Today, millions of Americans will make the nocturnal migration to the post office to get their tax returns postmarked before midnight. Once again, these late-night filers will be paying more in direct taxes and deferred taxes (debt) than ever before.
In debates about changes in our tax laws, politicians have mostly hidden the real problems that threaten our future. They focus on the ideological class-warfare struggle that pits the poor against the rich and gets everyone screaming about unfair redistribution of wealth.
Liberals complain that President Bush's tax cuts targeted at the rich shift too much of the burden onto poor and middle-class families who can ill afford to pay. Conservatives quickly point out that the wealthy pay the lion's share of the taxes, and therefore deserve to benefit from tax cuts.
Both sides are correct. Yes, the rich pay most of the taxes and, yes, tax cuts that benefit them tend to hurt the middle class and poor. But we waste our time arguing about the rich-poor divide when the biggest problem is that corporations are shielded from liability.
Whenever I write about the issue of corporate welfare, people assume that I'm anti-business. I'm not. As a small-business owner myself, I admire people who take risks, invent new products, create jobs and spark the economy.
My problem is not with corporations themselves, but with the political system that tends to ignore the interests of regular folks in favor of corporations. No one likes paying taxes, but most of us realize that it's a necessary evil if we want to live in this great country. Corporations ask for, and receive, tax exemptions that cost all of us.
According to "Unequal Protection" by Thom Hartmann, in 1956, corporations paid 28 percent of the nation's tax revenues. That number is now much smaller. For fiscal year 2004, the IRS reports that corporations paid only 11.4 percent of total taxes collected.
Citizens for Tax Justice recently conducted a study of 275 profitable Fortune 500 companies that reported more than $1.1 trillion in profits to shareholders in their annual reports from 2001 through 2003, yet during that three-year period, 82 of these companies had at least one year during which they paid zero taxes.
The report reads: "In the years they paid no income taxes, these companies earned $102 billion in pretax U.S. profits, but instead of paying $35.6 billion in income taxes as the statutory 35 percent corporate tax rate seems to require, these companies generated so many excess tax breaks that they received outright tax rebate checks from the U.S. treasury totaling $12.6 billion."
Even the companies that do pay taxes receive huge tax breaks.
We're not talking about obscure, barely solvent corporations that are languishing on the fringes. Citizens for Tax Justice reports that the top 10 recipients of corporate tax breaks from 2001 to 2003 were General Motors, SBC Communications, Citigroup, IBM, Microsoft, AT&T, ExxonMobil, Verizon, JPMorgan Chase and Pfizer.

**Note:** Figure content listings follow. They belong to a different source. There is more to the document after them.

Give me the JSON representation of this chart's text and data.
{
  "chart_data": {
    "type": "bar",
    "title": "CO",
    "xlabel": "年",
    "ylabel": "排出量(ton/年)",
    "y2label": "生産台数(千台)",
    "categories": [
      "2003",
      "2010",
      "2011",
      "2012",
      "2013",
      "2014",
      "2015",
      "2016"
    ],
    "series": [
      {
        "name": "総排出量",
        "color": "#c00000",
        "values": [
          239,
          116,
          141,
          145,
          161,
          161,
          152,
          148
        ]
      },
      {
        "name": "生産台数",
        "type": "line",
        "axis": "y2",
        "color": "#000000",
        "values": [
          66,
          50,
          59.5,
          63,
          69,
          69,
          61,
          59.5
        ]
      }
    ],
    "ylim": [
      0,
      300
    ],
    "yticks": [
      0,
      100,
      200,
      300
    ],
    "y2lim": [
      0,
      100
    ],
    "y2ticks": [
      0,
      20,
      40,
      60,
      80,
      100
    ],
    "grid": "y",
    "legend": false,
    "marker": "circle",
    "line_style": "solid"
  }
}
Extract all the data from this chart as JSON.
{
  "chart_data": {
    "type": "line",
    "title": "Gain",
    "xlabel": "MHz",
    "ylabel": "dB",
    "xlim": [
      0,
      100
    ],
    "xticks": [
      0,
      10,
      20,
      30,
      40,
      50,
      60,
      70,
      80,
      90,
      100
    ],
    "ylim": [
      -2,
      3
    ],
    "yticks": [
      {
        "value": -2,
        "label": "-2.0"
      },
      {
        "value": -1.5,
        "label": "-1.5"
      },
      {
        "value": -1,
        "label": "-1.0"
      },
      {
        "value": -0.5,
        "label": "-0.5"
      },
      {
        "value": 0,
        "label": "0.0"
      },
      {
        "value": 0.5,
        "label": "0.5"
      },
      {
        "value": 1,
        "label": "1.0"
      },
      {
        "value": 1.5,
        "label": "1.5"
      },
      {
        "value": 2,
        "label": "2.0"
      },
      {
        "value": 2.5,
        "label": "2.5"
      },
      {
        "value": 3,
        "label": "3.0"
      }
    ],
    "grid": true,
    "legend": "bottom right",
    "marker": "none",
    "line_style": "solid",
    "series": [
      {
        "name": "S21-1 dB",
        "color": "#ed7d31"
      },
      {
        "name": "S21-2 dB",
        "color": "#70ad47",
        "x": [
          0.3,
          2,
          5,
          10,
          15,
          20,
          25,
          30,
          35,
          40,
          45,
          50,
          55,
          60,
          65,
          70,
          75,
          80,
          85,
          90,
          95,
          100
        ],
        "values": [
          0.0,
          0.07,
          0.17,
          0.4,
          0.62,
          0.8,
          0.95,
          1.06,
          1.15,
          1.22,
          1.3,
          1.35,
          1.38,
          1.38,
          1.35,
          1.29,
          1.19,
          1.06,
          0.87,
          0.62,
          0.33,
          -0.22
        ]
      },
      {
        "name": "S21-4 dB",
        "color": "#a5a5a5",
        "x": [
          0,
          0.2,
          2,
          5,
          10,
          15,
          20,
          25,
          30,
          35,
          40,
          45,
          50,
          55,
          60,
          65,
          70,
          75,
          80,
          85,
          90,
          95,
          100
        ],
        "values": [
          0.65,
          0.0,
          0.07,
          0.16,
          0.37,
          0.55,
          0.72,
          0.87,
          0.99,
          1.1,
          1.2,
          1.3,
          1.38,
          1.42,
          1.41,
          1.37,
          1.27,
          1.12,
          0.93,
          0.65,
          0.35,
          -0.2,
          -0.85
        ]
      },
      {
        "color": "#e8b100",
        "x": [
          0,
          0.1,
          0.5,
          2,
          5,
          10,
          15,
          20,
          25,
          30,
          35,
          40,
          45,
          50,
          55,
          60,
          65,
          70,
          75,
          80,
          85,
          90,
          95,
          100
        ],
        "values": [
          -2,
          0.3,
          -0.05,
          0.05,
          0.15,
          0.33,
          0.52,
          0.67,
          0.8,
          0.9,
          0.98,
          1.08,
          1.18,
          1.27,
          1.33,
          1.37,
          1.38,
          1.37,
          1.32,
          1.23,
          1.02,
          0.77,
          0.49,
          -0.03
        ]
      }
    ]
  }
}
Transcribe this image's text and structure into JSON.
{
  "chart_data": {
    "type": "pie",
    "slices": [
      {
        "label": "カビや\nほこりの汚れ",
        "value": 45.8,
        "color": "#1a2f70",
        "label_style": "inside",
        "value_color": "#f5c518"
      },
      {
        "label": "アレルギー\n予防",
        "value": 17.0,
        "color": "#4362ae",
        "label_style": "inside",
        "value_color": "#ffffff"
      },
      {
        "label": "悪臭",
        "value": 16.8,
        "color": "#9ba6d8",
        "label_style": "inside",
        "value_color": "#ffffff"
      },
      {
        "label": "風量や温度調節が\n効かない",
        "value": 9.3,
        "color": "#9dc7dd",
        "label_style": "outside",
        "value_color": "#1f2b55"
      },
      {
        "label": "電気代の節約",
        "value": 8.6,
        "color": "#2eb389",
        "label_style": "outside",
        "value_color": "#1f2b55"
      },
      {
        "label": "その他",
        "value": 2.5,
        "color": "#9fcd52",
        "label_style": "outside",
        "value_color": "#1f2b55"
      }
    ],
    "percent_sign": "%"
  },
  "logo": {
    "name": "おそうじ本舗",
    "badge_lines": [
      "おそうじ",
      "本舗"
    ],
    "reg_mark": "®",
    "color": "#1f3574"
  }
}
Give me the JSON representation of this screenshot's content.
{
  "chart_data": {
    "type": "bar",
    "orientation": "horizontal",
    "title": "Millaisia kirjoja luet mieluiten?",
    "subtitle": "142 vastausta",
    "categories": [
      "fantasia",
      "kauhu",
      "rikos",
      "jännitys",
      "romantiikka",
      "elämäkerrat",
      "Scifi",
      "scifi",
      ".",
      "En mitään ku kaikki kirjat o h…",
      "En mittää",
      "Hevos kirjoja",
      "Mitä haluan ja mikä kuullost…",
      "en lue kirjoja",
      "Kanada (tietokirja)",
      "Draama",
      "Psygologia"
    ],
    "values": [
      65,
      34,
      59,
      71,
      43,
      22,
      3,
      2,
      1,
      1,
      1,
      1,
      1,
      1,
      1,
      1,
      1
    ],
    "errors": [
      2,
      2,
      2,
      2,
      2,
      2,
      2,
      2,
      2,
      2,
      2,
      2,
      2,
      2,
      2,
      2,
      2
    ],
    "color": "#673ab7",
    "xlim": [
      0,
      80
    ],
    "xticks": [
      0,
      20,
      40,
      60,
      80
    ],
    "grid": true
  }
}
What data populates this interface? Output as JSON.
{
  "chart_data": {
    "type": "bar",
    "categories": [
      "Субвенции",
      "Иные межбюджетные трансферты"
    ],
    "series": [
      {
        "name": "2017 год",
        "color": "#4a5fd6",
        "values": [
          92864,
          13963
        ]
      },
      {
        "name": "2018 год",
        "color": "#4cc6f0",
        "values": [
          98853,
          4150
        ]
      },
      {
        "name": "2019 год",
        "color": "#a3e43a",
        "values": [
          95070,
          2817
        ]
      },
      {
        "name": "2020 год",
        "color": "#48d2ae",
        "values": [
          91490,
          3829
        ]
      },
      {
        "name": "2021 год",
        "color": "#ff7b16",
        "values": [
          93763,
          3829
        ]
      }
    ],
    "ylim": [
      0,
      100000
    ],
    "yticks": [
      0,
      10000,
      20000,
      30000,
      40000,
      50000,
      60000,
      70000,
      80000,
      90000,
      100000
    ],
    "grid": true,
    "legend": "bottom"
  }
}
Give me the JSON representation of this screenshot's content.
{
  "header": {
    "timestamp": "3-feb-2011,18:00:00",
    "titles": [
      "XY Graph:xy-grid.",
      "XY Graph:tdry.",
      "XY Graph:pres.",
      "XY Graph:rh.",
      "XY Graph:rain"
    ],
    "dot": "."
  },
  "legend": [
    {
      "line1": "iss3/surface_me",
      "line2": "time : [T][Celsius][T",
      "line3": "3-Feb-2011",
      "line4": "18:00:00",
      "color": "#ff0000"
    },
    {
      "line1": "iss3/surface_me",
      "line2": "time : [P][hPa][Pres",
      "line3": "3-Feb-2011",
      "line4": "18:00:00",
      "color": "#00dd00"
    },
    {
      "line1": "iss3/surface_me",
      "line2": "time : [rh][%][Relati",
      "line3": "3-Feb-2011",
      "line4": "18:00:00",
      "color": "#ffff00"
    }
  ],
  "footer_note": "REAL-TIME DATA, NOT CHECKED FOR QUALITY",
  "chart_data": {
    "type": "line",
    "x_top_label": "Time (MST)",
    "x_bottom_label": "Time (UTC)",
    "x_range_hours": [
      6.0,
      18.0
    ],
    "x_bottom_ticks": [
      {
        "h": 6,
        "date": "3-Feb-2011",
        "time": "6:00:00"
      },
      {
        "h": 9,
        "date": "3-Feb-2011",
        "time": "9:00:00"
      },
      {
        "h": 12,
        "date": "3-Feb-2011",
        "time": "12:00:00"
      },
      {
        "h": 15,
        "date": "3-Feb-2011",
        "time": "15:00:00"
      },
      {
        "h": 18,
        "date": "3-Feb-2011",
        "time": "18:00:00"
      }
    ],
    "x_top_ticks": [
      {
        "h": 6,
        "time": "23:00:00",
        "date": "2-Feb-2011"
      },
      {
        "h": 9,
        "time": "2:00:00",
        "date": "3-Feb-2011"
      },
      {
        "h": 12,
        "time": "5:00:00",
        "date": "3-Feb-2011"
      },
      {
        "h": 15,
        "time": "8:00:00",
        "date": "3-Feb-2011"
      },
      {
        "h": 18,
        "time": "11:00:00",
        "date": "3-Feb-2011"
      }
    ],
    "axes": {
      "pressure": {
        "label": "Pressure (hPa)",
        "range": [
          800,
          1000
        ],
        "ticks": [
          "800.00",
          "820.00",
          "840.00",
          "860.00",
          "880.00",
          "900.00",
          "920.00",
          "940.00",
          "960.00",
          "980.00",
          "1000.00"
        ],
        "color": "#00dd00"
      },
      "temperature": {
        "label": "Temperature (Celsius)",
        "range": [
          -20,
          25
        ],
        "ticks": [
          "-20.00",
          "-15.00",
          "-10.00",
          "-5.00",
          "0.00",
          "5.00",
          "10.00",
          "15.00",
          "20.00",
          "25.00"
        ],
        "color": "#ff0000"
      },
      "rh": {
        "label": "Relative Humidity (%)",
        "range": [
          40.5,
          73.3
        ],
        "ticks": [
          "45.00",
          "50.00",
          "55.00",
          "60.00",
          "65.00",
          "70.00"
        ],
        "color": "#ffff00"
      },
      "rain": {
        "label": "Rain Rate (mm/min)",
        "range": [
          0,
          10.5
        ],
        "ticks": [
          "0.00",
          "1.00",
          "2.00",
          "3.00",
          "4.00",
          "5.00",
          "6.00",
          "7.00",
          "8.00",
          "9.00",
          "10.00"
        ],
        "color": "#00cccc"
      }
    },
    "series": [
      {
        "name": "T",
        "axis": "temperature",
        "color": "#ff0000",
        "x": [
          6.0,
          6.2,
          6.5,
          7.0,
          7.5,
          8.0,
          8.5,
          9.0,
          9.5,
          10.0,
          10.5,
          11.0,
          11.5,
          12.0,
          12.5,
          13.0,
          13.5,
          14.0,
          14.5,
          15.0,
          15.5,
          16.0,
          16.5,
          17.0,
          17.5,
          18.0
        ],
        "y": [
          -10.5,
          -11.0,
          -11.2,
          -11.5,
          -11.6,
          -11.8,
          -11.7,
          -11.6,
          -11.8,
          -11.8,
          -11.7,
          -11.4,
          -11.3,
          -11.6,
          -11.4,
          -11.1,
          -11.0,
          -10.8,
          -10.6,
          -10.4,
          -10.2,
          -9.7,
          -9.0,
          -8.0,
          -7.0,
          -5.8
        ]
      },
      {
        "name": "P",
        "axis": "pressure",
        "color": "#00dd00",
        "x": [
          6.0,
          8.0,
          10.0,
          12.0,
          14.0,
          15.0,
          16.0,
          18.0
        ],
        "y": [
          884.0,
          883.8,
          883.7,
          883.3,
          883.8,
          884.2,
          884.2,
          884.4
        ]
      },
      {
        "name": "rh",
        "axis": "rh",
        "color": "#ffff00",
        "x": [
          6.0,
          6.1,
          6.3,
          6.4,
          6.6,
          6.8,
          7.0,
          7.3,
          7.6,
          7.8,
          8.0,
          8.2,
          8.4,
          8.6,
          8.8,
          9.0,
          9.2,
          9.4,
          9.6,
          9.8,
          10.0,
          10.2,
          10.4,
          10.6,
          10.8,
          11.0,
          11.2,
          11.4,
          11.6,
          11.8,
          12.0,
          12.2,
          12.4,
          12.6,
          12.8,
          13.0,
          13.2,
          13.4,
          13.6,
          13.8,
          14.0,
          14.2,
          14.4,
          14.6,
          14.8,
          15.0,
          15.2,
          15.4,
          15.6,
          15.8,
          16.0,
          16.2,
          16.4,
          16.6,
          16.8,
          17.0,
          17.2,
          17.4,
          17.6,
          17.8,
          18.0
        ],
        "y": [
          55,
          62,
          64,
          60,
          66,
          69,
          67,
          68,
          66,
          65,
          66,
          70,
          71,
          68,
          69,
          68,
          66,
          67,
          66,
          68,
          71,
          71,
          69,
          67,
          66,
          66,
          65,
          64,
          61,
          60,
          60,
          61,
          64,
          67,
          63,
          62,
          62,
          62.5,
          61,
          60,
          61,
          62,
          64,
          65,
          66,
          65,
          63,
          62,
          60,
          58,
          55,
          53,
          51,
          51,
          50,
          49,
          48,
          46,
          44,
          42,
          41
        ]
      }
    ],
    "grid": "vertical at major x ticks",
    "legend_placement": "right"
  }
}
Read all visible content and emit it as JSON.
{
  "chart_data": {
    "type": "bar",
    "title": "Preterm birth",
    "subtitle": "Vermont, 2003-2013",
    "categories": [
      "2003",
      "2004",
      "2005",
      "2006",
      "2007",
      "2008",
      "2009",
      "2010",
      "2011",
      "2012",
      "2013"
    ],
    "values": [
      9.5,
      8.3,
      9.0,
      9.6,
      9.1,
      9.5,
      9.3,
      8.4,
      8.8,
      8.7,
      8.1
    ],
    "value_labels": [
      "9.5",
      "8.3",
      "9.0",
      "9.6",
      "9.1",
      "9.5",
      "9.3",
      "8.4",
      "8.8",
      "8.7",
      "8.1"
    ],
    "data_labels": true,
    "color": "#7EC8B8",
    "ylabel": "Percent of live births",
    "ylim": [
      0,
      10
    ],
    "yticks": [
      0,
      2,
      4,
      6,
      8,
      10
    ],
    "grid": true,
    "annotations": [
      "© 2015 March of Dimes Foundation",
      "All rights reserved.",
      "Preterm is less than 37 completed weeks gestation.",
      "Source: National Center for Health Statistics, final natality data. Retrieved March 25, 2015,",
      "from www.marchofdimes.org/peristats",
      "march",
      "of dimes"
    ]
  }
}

When these corporate giants are exempted from taxation, we have to pick up the slack. We may not pay today, but since the government borrows money to make up the budget shortfall, we, our children and our grandchildren will shoulder this burden tomorrow.
In the era of globalization, I'm aware that we have to offer tax incentives to keep our corporations from fleeing to more tax-friendly environments, but at some point we have to question whether we're actually reaping a benefit from all the tax abatement.
Corporations are still relocating overseas, outsourcing, closing domestic facilities, laying off thousands and still asking for even more protection from taxation.
Instead of haggling over rich- and-poor distinctions, citizens should demand that our elected officials include corporations in the tax burden. It's not fair to force working families to carry the full load.